According to this page:
data coming from L1 is only about three times as expensive as data
coming from a register. So putting a register check after *every*
call is probably not going to be profitable, compared to a
thread-local global variable check after every invoke... if they
happen often on a thread, that variable will probably be in cache, and
if they don't happen often, the performance impact will be minimal.
Of course if most methods have variables with destructors, I'll end up
with a check of some kind after almost every (non-nounwind) call
anyway, so a register check would be better. On the other hand,
implementing the register check would seem to require native codegen
changes at callsites as opposed to an IR-modifying pass with a
possible new intrinsic or two.
Anyway, here's my new plan:
1. A thread local global variable, type i8*, initialized to zero.

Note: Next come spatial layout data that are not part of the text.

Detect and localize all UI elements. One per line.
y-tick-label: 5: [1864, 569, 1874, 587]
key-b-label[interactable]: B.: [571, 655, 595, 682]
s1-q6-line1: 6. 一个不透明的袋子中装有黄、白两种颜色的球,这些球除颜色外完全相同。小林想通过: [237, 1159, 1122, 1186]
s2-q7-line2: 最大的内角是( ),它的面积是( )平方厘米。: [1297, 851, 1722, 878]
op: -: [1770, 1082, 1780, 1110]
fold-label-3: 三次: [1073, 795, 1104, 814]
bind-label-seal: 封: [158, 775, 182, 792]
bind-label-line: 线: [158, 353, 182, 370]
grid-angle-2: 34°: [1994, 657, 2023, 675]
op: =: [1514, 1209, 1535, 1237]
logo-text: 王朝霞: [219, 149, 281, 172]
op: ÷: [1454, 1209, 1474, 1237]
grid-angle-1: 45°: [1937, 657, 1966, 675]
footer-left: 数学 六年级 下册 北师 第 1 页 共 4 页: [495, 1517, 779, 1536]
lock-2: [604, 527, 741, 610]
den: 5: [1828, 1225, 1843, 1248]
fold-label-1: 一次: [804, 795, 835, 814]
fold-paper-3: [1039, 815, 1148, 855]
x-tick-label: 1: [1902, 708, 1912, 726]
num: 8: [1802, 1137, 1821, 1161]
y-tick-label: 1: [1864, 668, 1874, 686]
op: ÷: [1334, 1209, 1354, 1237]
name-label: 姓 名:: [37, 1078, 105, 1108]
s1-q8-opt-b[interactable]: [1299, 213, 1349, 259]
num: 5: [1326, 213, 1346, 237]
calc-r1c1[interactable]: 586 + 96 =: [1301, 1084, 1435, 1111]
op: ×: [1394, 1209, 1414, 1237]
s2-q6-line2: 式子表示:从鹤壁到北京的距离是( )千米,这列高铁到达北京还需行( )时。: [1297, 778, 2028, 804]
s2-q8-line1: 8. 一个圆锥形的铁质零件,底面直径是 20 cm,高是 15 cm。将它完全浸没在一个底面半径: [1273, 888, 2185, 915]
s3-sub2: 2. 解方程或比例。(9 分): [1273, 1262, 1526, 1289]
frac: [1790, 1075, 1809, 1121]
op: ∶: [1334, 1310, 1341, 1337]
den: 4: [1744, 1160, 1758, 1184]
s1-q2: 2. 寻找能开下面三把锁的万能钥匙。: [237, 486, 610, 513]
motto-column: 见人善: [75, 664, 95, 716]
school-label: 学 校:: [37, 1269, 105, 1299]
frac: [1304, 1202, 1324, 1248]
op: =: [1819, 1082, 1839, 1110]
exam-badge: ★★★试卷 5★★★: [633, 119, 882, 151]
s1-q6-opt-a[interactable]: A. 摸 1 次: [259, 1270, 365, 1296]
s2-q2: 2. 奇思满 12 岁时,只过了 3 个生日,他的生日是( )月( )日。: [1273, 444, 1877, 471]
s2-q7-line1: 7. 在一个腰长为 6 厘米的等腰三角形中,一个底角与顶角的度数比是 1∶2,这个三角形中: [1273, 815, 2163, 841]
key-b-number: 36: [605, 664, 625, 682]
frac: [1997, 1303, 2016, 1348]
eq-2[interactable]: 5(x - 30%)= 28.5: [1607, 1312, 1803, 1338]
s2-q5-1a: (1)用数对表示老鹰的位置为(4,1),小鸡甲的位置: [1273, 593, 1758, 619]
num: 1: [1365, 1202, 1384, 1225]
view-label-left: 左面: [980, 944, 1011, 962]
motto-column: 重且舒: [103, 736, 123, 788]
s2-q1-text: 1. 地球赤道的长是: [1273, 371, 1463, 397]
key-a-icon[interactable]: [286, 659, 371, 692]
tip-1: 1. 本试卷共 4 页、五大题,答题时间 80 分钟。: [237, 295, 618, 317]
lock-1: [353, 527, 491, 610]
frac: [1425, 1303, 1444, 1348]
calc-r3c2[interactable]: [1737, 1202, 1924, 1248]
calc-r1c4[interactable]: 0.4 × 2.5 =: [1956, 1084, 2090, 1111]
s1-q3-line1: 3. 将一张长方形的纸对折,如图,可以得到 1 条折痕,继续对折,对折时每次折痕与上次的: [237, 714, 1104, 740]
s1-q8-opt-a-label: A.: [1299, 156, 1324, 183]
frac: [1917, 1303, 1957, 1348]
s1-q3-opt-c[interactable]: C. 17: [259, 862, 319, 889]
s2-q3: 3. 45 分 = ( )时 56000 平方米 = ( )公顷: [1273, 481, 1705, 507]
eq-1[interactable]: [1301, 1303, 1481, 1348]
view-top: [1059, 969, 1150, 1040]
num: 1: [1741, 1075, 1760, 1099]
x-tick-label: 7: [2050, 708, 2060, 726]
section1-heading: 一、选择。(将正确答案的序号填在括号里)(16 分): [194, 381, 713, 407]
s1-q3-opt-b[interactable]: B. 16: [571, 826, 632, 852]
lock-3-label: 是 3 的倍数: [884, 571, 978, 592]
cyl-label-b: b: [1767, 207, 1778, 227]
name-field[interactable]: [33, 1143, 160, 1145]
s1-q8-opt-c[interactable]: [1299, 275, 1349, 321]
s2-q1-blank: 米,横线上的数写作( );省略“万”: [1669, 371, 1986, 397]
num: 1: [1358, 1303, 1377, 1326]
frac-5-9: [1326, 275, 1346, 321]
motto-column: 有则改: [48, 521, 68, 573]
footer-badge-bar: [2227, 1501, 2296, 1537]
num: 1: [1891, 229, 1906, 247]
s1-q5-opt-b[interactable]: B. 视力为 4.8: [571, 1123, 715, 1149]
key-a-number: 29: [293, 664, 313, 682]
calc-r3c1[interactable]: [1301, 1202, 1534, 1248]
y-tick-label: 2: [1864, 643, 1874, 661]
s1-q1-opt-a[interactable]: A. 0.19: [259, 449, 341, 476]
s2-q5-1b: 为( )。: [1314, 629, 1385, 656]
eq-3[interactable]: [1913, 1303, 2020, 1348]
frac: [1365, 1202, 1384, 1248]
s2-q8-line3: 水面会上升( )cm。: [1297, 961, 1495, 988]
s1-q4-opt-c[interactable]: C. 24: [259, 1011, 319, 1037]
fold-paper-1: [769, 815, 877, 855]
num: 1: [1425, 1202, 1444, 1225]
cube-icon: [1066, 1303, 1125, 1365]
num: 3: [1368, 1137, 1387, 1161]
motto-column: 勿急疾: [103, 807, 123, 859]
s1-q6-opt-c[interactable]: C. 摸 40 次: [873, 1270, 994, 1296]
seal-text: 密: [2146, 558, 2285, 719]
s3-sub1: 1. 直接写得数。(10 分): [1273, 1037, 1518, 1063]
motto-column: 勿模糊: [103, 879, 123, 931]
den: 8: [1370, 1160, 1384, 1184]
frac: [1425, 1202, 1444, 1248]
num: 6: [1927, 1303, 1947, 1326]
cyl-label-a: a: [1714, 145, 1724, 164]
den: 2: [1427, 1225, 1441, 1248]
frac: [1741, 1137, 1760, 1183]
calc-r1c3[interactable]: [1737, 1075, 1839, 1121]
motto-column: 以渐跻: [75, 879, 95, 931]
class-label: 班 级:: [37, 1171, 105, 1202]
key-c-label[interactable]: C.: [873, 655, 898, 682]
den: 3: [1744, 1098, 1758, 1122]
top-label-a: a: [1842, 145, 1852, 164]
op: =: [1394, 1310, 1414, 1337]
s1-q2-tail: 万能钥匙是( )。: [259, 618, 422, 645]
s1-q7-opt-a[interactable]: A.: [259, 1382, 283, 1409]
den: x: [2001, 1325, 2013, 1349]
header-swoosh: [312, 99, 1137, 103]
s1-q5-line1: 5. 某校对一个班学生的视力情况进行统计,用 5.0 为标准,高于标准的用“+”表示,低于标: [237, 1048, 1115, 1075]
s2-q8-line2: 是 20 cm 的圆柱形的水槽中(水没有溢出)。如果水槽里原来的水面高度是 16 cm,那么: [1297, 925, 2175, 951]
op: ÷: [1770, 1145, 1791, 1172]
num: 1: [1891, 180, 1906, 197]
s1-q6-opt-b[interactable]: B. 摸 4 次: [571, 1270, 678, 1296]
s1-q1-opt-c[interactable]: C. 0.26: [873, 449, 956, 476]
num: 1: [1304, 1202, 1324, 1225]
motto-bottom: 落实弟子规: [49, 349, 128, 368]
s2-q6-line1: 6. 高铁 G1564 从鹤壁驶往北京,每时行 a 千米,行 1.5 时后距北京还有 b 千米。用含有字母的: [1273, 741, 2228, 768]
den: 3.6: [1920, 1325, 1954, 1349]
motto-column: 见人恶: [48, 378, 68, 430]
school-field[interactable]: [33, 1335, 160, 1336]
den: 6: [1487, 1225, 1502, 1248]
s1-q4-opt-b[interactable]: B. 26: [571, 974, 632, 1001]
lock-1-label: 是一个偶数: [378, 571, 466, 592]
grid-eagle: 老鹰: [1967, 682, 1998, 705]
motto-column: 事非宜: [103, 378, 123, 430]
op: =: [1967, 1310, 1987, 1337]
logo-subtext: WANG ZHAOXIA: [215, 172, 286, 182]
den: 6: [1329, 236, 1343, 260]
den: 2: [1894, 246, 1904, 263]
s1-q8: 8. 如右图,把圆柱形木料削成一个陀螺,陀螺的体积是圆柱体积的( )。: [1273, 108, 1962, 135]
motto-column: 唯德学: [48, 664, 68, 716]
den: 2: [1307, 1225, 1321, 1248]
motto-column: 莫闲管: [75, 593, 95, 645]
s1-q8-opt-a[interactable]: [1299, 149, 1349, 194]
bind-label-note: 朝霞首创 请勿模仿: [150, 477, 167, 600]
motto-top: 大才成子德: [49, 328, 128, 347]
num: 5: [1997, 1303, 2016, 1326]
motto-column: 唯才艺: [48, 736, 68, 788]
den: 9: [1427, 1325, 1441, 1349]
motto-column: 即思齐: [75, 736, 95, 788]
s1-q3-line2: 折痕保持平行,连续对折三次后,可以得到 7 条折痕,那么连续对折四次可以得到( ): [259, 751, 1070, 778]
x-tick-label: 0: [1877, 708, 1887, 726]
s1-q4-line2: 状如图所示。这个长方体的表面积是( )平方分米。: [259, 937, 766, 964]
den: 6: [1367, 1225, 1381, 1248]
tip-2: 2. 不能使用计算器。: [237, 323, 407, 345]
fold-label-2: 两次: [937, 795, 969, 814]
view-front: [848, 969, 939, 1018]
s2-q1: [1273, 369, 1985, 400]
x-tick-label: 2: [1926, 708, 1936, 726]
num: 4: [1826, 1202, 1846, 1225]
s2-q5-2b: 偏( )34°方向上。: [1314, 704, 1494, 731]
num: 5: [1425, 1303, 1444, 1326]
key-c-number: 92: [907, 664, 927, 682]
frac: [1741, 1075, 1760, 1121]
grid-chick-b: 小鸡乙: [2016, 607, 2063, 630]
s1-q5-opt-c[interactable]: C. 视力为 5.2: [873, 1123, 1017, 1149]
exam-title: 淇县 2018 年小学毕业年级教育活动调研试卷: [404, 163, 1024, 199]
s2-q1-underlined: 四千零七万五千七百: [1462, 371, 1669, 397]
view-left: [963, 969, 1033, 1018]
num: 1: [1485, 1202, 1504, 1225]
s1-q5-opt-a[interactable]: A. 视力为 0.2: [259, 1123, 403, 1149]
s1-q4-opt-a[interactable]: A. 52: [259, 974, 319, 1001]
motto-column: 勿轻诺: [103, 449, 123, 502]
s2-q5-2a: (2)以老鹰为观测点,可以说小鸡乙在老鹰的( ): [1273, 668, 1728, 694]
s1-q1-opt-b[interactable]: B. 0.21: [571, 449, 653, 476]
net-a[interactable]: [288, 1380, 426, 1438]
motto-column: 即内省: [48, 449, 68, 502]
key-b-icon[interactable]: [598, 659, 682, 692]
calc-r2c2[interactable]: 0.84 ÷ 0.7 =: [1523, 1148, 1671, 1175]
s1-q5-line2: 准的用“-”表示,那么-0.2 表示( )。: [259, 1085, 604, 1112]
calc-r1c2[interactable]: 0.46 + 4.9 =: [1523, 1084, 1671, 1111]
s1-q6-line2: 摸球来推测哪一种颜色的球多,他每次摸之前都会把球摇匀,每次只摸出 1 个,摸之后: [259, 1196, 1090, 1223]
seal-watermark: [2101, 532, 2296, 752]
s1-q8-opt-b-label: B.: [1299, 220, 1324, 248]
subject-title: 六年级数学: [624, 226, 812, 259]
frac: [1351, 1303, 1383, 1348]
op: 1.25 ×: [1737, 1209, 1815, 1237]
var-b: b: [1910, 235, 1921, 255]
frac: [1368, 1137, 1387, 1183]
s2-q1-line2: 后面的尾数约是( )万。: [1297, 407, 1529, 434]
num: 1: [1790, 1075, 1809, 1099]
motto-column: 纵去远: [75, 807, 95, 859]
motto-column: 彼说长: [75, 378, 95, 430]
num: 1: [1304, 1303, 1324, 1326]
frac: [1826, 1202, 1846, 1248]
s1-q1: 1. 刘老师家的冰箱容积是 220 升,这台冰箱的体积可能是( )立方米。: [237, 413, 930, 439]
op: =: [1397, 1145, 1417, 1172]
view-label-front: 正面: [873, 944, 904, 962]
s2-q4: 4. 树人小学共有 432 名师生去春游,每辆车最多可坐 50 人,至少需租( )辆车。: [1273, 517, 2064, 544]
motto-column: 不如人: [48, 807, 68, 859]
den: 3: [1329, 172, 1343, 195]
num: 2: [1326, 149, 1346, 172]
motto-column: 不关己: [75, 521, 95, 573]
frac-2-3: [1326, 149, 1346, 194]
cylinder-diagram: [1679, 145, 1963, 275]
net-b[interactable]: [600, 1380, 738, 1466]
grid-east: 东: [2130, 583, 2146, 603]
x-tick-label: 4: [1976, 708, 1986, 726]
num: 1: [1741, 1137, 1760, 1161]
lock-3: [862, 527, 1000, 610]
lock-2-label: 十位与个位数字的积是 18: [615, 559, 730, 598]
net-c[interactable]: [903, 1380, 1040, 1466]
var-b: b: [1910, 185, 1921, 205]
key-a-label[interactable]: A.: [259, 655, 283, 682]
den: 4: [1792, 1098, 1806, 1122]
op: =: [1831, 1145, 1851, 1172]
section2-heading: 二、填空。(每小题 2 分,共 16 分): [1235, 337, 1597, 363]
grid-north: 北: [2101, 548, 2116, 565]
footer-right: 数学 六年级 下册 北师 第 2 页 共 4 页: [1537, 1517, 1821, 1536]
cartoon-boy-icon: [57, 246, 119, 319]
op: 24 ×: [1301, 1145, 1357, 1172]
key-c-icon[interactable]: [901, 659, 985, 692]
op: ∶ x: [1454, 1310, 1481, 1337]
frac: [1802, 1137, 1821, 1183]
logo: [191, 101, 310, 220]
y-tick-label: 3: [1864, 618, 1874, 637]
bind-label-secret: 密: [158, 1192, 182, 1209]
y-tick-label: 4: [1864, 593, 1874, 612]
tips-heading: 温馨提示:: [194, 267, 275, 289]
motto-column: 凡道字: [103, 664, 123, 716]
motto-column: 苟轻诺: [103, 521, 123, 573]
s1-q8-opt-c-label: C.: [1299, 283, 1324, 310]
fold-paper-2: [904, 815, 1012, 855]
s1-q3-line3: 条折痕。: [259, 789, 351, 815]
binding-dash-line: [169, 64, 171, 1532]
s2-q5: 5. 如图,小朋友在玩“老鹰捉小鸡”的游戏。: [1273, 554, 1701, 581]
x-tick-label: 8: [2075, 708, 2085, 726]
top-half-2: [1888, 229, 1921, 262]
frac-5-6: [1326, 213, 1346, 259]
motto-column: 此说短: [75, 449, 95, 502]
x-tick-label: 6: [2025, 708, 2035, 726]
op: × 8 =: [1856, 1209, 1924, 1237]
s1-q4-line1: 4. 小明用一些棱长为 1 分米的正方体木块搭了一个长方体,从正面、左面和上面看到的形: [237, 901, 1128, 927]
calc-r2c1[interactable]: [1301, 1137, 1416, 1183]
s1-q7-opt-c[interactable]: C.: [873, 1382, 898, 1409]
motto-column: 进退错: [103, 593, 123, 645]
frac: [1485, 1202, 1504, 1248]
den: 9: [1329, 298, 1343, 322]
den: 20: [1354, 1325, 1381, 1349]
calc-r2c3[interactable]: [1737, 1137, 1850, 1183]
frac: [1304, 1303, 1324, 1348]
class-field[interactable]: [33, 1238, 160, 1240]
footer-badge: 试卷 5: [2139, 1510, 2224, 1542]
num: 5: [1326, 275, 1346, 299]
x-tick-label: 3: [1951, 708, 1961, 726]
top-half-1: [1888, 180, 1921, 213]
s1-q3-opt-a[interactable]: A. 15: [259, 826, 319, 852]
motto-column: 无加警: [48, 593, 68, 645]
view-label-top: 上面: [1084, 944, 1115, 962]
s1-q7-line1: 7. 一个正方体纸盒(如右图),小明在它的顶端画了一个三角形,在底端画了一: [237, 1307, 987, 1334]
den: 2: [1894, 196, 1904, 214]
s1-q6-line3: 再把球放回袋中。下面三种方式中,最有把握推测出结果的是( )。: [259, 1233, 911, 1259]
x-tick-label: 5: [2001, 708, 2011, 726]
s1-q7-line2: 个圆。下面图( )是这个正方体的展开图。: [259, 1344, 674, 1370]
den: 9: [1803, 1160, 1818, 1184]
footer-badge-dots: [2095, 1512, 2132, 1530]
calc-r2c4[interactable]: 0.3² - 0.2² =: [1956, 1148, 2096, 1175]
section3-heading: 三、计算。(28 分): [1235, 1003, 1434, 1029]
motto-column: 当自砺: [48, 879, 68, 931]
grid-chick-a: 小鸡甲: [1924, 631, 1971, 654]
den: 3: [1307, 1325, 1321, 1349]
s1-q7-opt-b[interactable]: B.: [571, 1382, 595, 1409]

2. At invoke callsites, right before the invoke call a native method
(mysetjmp) that:
a. Saves ESI, EDI, EBX, EBP, ESP to a buffer alloca'd within the
method containing the invokesite..
b. Sets EAX to 0
c. Returns.
3. The return value of that native method (EAX) is checked, and if
nonzero, branch to unwind label. Otherwise, save the value of the
thread-local-global into the buffer, write the address of that
alloca'd buffer into the thread-local global and make the call.
4. After the call returns, copy the old thread-local-global value out
of the alloca'd buffer back to the thread-local-global.
The unwind instruction will then:
1. Load the thread-local-global value. If it's zero, there's nowhere
to unwind to, so abort.
2. Restore ESI, EDI, EBX, EBP, ESP, and the thread-local-global value
from the buffer.
3. Set EAX to 1.
4. Jump to 2c. (the return instruction for the native method mysetjmp).
The native method will return with all callee-saved registers restored
and a return value in EAX of 1, which will cause the following check
to branch to the unwind label.
Invoke sites only write five callee-saved registers to the stack, and
read/write one pointer to a single thread-local global variable, and
make one direct call. Unwind sites make one direct call, read five
callee-saved registers from the stack (some distance up, so those
memory values might not be warm) and read/write one pointer to a
single thread-local global variable.
The next step would be to replace the mysetjmp call with a new
intrinsic, and then I'd have to save EIP and do an indirect jump to it
at the unwind site instead of jumping to a constant offset within the
native mysetjmp. Making mylongjmp call a new intrinsic will
necessitate no other modifications.